CO2 is also a common gas that is favorable due to its high volatile properties. When the pressure is reduced, CO2 evolves from a liquid to a gas making it float to the surface. Similar to LPG as described above, this is a way to prevent blocking the flow of hydrocarbons. Furthermore, due to the viscosity of propane and butane being greater than CO2, the two hydrocarbons can carry the proppant deep into the reservoir rock. This allows for a deeper fracturing length, and once pressure is reduced and the propane and butane are recovered, a second fracture can be made with CO2. Adding nitrogen has also been shown to increase recoverability in coal and shale formations [7].
Also, as stated above, using gases that are miscible with hydrocarbons such as CO2 will prevent blockage of the oil and natural gas flow and thus reducing the potential of formation damage.
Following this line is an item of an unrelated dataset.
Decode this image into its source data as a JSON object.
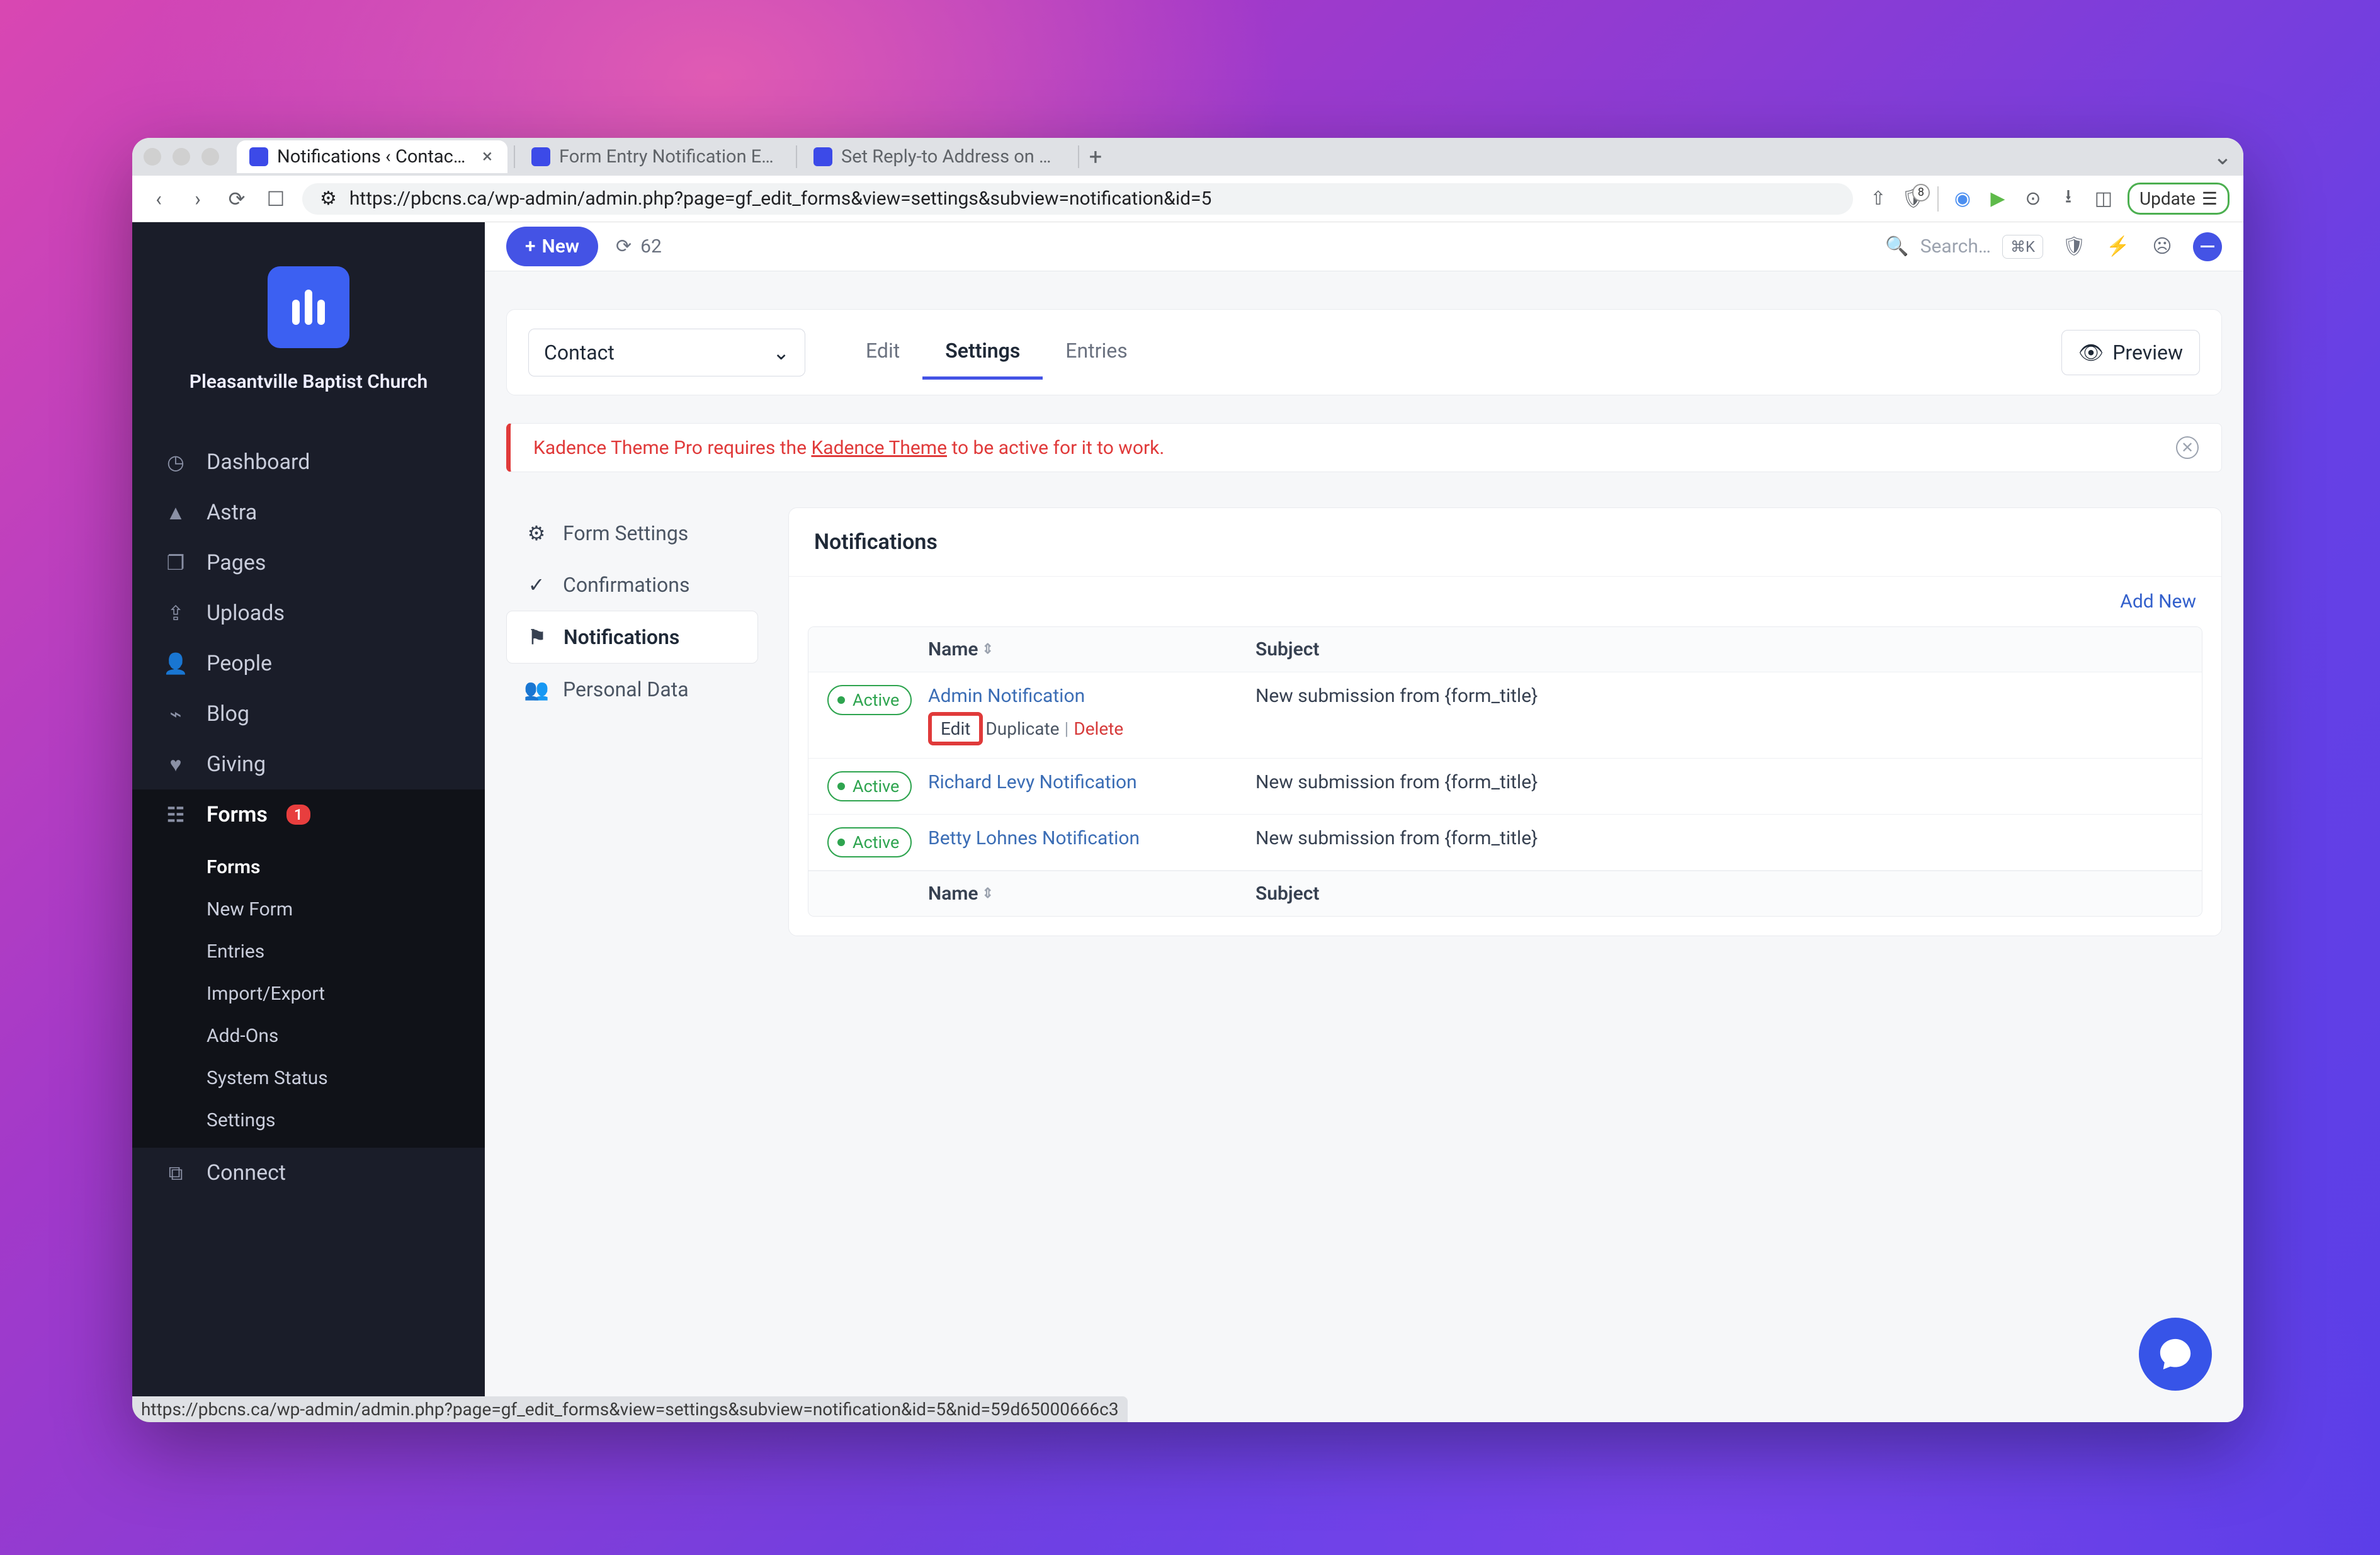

Furthermore, due to the replicability of the CO2 and proppant mixture, it is relatively easy to develop effective fluids and not have to spend significant time and money on producing the best water mixture that requires many more components. Additionally, if viscosity is ever a problem, the viscosity of the CO2 fluid is easily manipulated compared to changing the viscosity of water [22].
In summary, issues with water fracturing include: water blocking in the wellhead, formation and well damage, proppant settling, and clay swelling. Furthermore, as water is often the wetting fluid, it can be detrimental to gas productivity as water can become trapped in the reservoir rock due to capillary pressure. These issues can be avoided by using gases that have lower viscosity, specific gravity, and surface tension in comparison to water. Due to these properties, fracturing with gases such as LPG and CO2 allows for a greater fracture length, which leads to an overall increase in well performance [22].